Bij oplegging en/of verlenging van toezichtmaatregelen als de onderhavige dient, indien het een gedetineerde betreft die op de GVM-lijst staat vermeld met de status ‘Hoog’ dan wel ‘Verhoogd’ te zijn voldaan aan een viertal eisen.
a. er dient een noodzaak te zijn voor de oplegging van die toezichtmaatregelen;
b. de gedetineerde dient te worden gehoord alvorens de toezichtmaatregelen worden opgelegd;
c. de directeur dient een eigen belangenafweging te maken, welke belangenafweging voldoende inzichtelijk en kenbaar moet zijn voor de gedetineerde en – in voorkomende gevallen de beklag- en (voorzitter van de) beroepscommissie;
d. indien de toezichtmaatregelen worden opgelegd voor een periode van meerdere maanden, dient de directeur maandelijks te toetsen of er een noodzaak is voor de voortduring van die toezichtmaatregelen.
De hiervoor onder d genoemde eis is, nu de toezichtmaatregelen pas enkele dagen geleden zijn opgelegd, vooralsnog niet aan de orde. De voorzitter zal die eis daarom thans buiten beschouwing laten.

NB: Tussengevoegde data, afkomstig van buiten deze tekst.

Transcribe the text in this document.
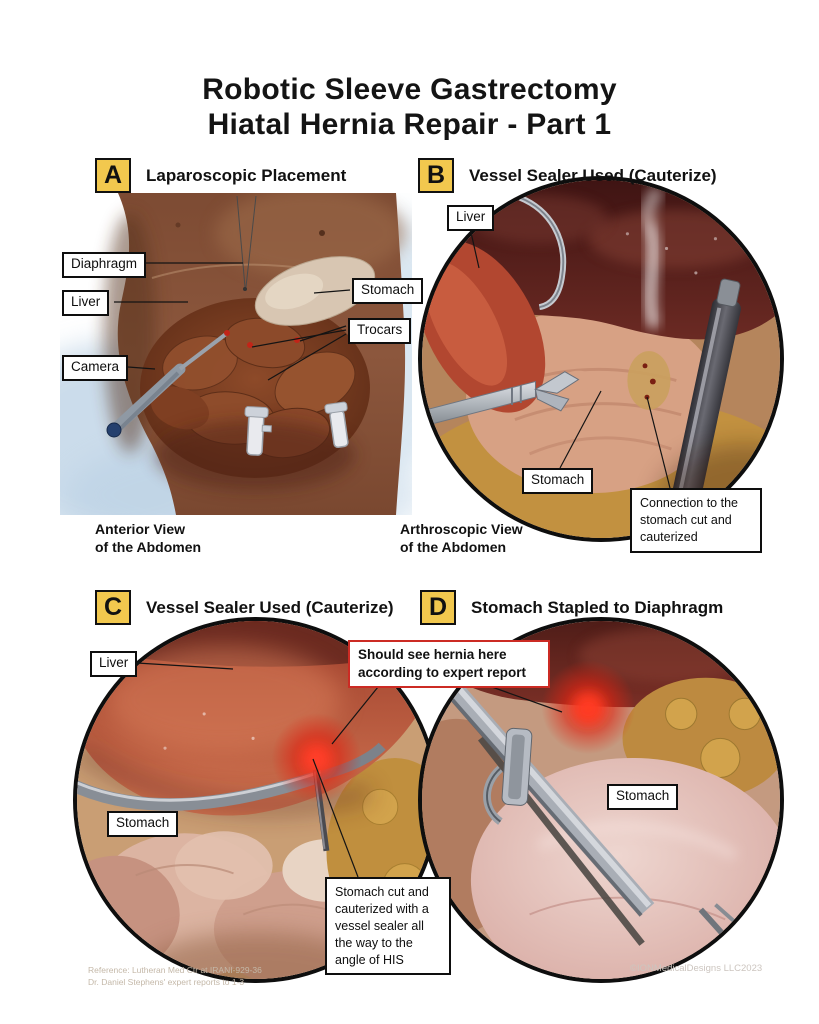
Robotic Sleeve Gastrectomy
Hiatal Hernia Repair - Part 1
A Laparoscopic Placement	B Vessel Sealer Used (Cauterize)
C Vessel Sealer Used (Cauterize) D Stomach Stapled to Diaphragm
Diaphragm
Liver
Camera
Stomach
Trocars
Anterior View
of the Abdomen
Liver
Stomach
Connection to the stomach cut and cauterized
Arthroscopic View
of the Abdomen
Liver
Stomach
Stomach cut and cauterized with a vessel sealer all the way to the angle of HIS
Stomach
Should see hernia here according to expert report
Reference: Lutheran Med Ctr at IRANI-929-36
Dr. Daniel Stephens' expert reports to 1-3
©IONMedicalDesigns LLC2023
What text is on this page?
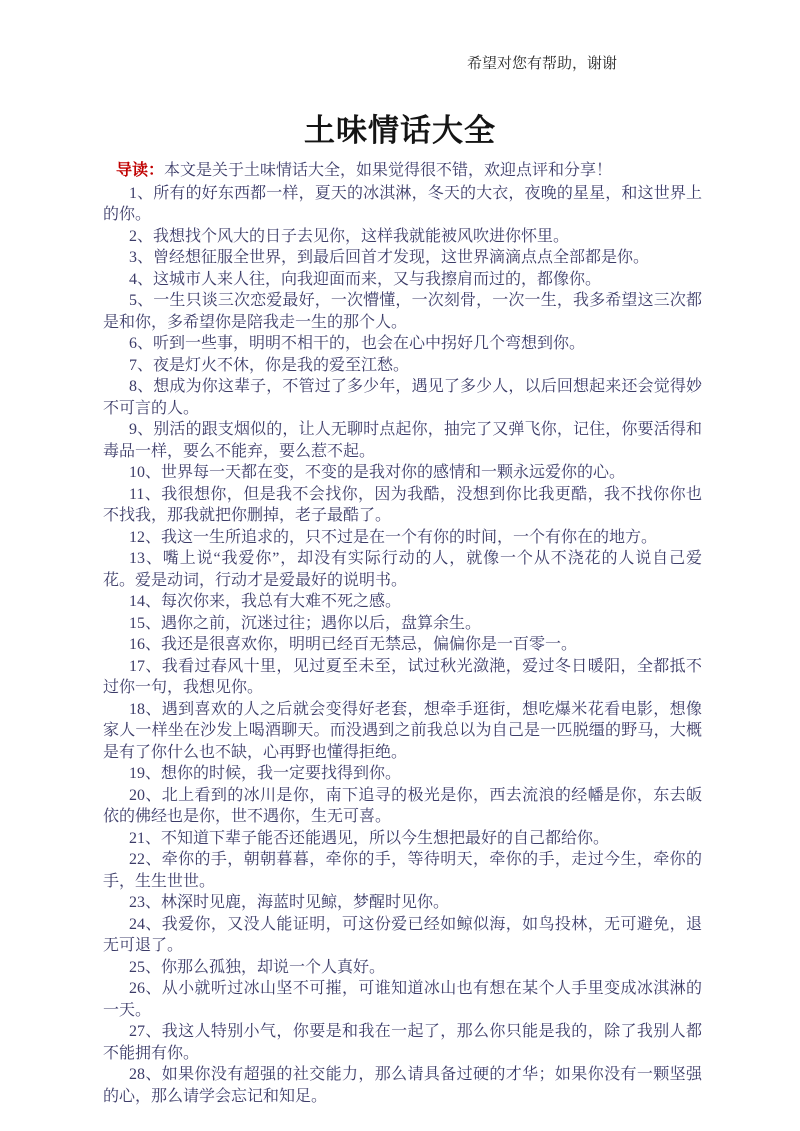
希望对您有帮助，谢谢
土味情话大全

导读：本文是关于土味情话大全，如果觉得很不错，欢迎点评和分享！

1、所有的好东西都一样，夏天的冰淇淋，冬天的大衣，夜晚的星星，和这世界上的你。

2、我想找个风大的日子去见你，这样我就能被风吹进你怀里。

3、曾经想征服全世界，到最后回首才发现，这世界滴滴点点全部都是你。

4、这城市人来人往，向我迎面而来，又与我擦肩而过的，都像你。

5、一生只谈三次恋爱最好，一次懵懂，一次刻骨，一次一生，我多希望这三次都是和你，多希望你是陪我走一生的那个人。

6、听到一些事，明明不相干的，也会在心中拐好几个弯想到你。

7、夜是灯火不休，你是我的爱至江愁。

8、想成为你这辈子，不管过了多少年，遇见了多少人，以后回想起来还会觉得妙不可言的人。

9、别活的跟支烟似的，让人无聊时点起你，抽完了又弹飞你，记住，你要活得和毒品一样，要么不能弃，要么惹不起。

10、世界每一天都在变，不变的是我对你的感情和一颗永远爱你的心。

11、我很想你，但是我不会找你，因为我酷，没想到你比我更酷，我不找你你也不找我，那我就把你删掉，老子最酷了。

12、我这一生所追求的，只不过是在一个有你的时间，一个有你在的地方。

13、嘴上说“我爱你”，却没有实际行动的人，就像一个从不浇花的人说自己爱花。爱是动词，行动才是爱最好的说明书。

14、每次你来，我总有大难不死之感。

15、遇你之前，沉迷过往；遇你以后，盘算余生。

16、我还是很喜欢你，明明已经百无禁忌，偏偏你是一百零一。

17、我看过春风十里，见过夏至未至，试过秋光潋滟，爱过冬日暖阳，全都抵不过你一句，我想见你。

18、遇到喜欢的人之后就会变得好老套，想牵手逛街，想吃爆米花看电影，想像家人一样坐在沙发上喝酒聊天。而没遇到之前我总以为自己是一匹脱缰的野马，大概是有了你什么也不缺，心再野也懂得拒绝。

19、想你的时候，我一定要找得到你。

20、北上看到的冰川是你，南下追寻的极光是你，西去流浪的经幡是你，东去皈依的佛经也是你，世不遇你，生无可喜。

21、不知道下辈子能否还能遇见，所以今生想把最好的自己都给你。

22、牵你的手，朝朝暮暮，牵你的手，等待明天，牵你的手，走过今生，牵你的手，生生世世。

23、林深时见鹿，海蓝时见鲸，梦醒时见你。

24、我爱你，又没人能证明，可这份爱已经如鲸似海，如鸟投林，无可避免，退无可退了。

25、你那么孤独，却说一个人真好。

26、从小就听过冰山坚不可摧，可谁知道冰山也有想在某个人手里变成冰淇淋的一天。

27、我这人特别小气，你要是和我在一起了，那么你只能是我的，除了我别人都不能拥有你。

28、如果你没有超强的社交能力，那么请具备过硬的才华；如果你没有一颗坚强的心，那么请学会忘记和知足。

Uit de inlichtingen van de directeur, waarin wordt verwezen naar de eerder door de directeur van de locatie Karelskamp te Almelo gegeven inlichtingen in het kader van de behandeling van een eerder schorsingsverzoek (RSJ 31 januari 2017, 17/298/SGA) en
van welke inlichtingen de voorzitter mitsdien ambtshalve reeds kennis heeft, wordt – naar het voorlopig oordeel van de voorzitter – voldoende aannemelijk dat er in verband met het onderzoek naar een eventuele ontvluchtingspoging van verzoeker een
noodzaak bestaat voor de opgelegde toezichtmaatregelen, die allen zien op verzoekers contacten met de buitenwereld. Nu verzoeker voorafgaand aan het nemen van de beslissing is gehoord en uit de inlichtingen van de directeur blijkt van een – zei het
summiere – eigenstandige belangenafweging, is er thans geen aanleiding om over te gaan tot een toewijzing van het verzoek. Het verzoek zal daarom worden afgewezen.

2. De uitspraak
De voorzitter wijst het verzoek af.

Aldus gedaan door mr. J.D. den Hartog, voorzitter, in tegenwoordigheid van mr. H.M.J.D. Maes, secretaris, op 3 februari 2017.